Le lundi se ressent de la veille, on dirait
Un Dimanche civil sans travail ni prière
Que fêtent les chevaux en chômant de litière,
Où les serviteurs font ce que le Maître fait,
Où la femme, laissant le ménage imparfait,
Se résigne ou s’aigrit ; de ce foyer sans joie
Les filles qu’on néglige et les fils qu’on rudoie
Ne gardent point l’amour et perdent le respect.
La Maîtresse en est triste et le Maître suspect.
Farouche et jalousant le père qui se grise
La famille en a peur, le vole ou le méprise.

N’est-il donc point d’excuse à la tentation ?
Faut-il, pour boire un coup sans méchante action,
Que l’on soit dévoré par une soif brûlante ?
Rien n’est plus sain que l’eau, l’eau claire est excellente,
Mais le bon vin clairet est encore meilleur.
On dit vrai quand on dit qu’il réjouit le cœur.


Il faut, pour les juger, goûter aux bonnes choses,
Dieu ne fait pas fleurir le pommier pour ses roses
Et le cidre écumeux qu sort des tonneaux pleins
Fait tourner les meuniers et non pas les moulins.

Censeur grognon, beau fils, poète atrabilaire,
Est-ce que tu ne bois jamais que de l’eau claire ?
— Bonhomme, les plus grands prédicateurs, hélas !
Ne prêchent point d’exemple et je ne prétends pas
Qu’il faut boire de l’eau pour être un honnête homme ;
J’honore le raisin et je chéris la pomme,
Je comprends certains jours le déplorable attrait
Qu’a pour un pauvre diable un rouge cabaret,
Mais un chef de maison, un père de famille !
Es-tu sans feu ni lieu ? N’as-tu ni fils, ni fille,
Ni femme ? Va chez toi, dis-leur de décrocher
La broche et fais flamber les fagots du bûcher.
Aveins le chanteau brun qui moisit sur la planche
Et dort enseveli dans sa serviette blanche.
Sans craindresur ce point la prodigalité,
Étale tout ton luxe à toi, la propreté ;
Ton linge est un trésor, ta femme y met sa gloire,
Cest bon, mais est-il fait pour rester dans l’armoire ?
Non pas. Les tas anciens, trop peu souvent salis,
Jaunissent et parfois se coupent dans les plis.

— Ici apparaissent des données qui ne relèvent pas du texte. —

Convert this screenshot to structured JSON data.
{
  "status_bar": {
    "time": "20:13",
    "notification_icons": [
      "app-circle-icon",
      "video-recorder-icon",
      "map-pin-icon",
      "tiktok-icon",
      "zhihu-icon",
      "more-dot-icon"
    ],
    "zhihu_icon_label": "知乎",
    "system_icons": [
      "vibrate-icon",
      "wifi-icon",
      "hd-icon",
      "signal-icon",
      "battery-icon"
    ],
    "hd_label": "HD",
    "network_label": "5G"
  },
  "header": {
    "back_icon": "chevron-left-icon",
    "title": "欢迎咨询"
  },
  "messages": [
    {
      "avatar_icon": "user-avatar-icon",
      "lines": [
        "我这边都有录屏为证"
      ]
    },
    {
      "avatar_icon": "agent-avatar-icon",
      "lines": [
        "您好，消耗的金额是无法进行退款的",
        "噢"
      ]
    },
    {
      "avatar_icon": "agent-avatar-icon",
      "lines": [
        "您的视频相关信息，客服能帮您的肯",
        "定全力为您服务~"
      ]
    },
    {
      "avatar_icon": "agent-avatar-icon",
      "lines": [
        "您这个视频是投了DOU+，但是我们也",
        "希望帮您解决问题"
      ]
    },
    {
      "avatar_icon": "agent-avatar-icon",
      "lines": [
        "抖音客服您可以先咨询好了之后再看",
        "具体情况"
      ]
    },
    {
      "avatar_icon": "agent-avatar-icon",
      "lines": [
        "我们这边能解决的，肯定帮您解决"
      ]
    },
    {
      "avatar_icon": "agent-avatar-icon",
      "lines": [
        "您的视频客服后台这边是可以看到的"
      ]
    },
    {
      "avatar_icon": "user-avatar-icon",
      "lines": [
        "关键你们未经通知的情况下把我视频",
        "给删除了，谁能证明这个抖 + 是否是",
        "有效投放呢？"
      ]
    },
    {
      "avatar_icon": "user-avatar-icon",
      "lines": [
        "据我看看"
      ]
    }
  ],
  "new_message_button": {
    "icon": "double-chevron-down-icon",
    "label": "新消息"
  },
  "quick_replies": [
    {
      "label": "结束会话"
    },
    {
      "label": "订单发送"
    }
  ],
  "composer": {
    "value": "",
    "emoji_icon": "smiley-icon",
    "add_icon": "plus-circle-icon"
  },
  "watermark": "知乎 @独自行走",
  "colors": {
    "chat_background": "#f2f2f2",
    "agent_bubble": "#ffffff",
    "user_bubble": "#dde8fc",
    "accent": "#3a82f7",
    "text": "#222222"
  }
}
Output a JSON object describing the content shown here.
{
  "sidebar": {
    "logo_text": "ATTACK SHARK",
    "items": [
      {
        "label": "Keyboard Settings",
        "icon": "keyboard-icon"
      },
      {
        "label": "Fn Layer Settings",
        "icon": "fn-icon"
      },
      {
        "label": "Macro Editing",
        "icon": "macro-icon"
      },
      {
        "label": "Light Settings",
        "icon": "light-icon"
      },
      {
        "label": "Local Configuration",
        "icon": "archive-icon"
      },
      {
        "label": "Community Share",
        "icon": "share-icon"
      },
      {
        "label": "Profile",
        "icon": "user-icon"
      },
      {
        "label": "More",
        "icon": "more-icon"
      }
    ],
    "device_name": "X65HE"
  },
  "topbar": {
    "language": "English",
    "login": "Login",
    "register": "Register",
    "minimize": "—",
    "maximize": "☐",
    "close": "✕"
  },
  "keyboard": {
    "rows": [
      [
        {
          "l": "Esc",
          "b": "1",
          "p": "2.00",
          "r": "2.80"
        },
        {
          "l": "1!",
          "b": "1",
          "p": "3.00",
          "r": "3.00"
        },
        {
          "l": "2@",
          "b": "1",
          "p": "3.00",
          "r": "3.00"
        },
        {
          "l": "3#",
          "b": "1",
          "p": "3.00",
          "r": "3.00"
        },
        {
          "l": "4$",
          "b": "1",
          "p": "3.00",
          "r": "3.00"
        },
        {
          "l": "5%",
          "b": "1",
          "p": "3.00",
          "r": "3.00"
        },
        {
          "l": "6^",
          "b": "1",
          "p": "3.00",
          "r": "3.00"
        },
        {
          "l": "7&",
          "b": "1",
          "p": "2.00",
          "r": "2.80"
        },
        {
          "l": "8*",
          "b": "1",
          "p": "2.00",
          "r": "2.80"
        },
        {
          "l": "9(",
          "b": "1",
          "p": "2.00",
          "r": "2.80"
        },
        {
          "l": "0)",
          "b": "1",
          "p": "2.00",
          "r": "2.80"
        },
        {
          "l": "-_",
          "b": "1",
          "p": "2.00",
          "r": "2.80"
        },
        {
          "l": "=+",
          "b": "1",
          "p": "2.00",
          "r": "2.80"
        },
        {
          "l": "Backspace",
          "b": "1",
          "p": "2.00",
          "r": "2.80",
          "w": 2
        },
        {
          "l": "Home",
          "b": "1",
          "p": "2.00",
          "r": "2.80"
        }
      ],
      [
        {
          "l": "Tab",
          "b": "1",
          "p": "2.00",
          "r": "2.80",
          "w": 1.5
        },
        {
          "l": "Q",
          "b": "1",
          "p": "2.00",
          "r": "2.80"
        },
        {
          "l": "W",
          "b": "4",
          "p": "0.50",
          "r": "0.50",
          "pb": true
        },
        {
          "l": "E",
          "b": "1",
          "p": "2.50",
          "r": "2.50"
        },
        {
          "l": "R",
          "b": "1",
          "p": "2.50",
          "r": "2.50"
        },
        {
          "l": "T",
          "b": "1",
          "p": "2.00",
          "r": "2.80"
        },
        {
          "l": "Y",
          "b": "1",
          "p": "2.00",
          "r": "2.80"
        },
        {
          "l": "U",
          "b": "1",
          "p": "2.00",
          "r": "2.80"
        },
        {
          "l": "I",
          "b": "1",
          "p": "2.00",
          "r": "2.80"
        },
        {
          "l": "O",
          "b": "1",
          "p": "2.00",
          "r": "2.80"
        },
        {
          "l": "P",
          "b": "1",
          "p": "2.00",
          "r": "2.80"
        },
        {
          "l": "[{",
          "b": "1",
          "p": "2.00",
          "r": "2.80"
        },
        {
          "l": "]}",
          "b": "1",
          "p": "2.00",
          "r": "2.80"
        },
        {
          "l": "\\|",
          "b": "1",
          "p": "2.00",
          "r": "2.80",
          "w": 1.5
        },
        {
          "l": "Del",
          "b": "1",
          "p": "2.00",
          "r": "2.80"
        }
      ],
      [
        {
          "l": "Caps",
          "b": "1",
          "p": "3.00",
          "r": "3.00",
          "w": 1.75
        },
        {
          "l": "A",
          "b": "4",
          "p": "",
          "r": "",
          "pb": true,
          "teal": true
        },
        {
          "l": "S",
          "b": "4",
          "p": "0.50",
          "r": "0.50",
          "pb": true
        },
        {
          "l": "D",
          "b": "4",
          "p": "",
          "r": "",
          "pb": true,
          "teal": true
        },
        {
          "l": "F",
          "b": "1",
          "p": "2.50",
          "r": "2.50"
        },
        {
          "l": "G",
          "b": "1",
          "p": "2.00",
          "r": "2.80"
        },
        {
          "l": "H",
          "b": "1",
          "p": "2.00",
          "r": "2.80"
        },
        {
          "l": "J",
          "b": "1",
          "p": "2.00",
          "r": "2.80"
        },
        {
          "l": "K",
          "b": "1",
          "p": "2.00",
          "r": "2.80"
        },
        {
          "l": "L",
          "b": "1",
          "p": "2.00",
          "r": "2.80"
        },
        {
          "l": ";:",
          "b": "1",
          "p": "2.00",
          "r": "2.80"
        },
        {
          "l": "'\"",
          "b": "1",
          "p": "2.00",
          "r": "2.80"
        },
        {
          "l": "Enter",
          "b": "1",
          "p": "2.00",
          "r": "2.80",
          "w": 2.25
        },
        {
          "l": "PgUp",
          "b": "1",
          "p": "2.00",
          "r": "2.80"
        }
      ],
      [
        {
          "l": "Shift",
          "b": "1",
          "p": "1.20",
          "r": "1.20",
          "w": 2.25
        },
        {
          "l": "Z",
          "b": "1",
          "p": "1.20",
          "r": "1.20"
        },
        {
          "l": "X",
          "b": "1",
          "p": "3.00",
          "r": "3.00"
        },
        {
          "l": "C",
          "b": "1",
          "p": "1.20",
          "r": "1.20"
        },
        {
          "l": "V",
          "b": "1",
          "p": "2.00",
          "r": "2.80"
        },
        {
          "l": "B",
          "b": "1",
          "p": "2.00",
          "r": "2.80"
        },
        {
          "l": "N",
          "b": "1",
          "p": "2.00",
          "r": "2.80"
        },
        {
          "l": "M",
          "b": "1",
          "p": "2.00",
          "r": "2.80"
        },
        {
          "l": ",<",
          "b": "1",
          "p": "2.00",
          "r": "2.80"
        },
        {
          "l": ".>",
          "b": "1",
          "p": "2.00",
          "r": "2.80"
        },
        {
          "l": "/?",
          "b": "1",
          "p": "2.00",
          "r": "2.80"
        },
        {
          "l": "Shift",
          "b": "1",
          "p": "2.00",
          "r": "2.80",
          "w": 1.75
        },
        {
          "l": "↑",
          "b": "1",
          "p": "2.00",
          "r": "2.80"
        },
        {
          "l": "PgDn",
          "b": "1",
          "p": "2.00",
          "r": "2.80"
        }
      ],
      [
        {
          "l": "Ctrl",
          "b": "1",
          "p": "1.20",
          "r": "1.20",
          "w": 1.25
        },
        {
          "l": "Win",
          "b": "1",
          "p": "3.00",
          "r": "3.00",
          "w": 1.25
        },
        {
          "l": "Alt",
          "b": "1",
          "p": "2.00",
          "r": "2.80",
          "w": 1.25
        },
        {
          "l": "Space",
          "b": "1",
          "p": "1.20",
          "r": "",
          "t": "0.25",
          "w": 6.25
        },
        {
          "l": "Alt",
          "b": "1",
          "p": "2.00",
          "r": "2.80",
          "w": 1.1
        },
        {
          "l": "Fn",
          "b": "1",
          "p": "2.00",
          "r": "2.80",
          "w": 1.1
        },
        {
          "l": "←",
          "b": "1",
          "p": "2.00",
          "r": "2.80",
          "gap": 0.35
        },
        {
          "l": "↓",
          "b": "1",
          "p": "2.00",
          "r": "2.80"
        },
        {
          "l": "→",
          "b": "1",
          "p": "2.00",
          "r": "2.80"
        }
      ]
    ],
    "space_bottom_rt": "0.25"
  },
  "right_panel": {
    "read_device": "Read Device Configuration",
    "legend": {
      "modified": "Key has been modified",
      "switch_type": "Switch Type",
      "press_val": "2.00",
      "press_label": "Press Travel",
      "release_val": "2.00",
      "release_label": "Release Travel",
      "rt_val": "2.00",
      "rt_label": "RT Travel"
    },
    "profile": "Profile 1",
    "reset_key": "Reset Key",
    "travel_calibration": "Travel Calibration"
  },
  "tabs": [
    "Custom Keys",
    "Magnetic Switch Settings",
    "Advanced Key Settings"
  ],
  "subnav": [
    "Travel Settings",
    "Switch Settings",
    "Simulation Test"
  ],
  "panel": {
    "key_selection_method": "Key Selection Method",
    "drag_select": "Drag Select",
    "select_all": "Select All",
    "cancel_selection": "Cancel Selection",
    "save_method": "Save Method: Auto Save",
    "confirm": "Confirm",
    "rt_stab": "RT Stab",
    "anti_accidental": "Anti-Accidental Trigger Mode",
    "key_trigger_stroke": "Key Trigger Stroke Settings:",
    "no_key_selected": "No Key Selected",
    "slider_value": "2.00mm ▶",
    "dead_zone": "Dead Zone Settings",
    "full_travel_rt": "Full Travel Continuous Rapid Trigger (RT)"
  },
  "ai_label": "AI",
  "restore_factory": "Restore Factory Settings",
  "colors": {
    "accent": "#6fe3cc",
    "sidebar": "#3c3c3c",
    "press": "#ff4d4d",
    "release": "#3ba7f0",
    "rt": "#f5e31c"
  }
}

Fais étendre au dessus de la table massive
Une nappe sans tache et sentant la lessive ;
Que ta femme et ta fille, en reines du festin,
Se mirent au métal de leurs couverts d’étain.
Prends sur les hauts dressoirs les faïences joyeuses,
Les saladiers, les plats et les assiettes creuses
Où, parmi des bouquets de toutes les couleurs,
Se pavanent des coqs plus rouges que les fleurs
Et qu’au verre irisé le cidre qui flamboie
Darde comme un éclair de lumière et de joie !
Fais chez toi le Dimanche et fête avec les tiens
Le repos de la terre et celui des Chrétiens.
Sois maître débonnaire et sur tes bancs rustiques
Donne, par rang d’honneur, place à tes domestiques ;
Fais asseoir deux ou trois voisins à tes côtés,
Mange, ris, trinque et bois avec tes invités
Et quand ils pèleront les poires et les pommes
Au dessert, librement laisse chanter les hommes,
Encourage les vieux sans oreille et sans voix
À conter longuement les contes d’autrefois.
Sois sans peur, ce n’est pas ici comme à l’auberge,
Devant ton jeune fils, devant ta fille vierge,
Tes gens, près du foyer sacré qui le défend,
Garderont le respect que l’on doit à l’enfant.


Est-ce que ton curé te prêche de la sorte ?
— Oui, peut-être. Peut-être autrement. Mais, qu’importe,
Si le sermon est bon, la bouche qui le fit ?

Médite-le, bonhomme, et fais-en ton profit.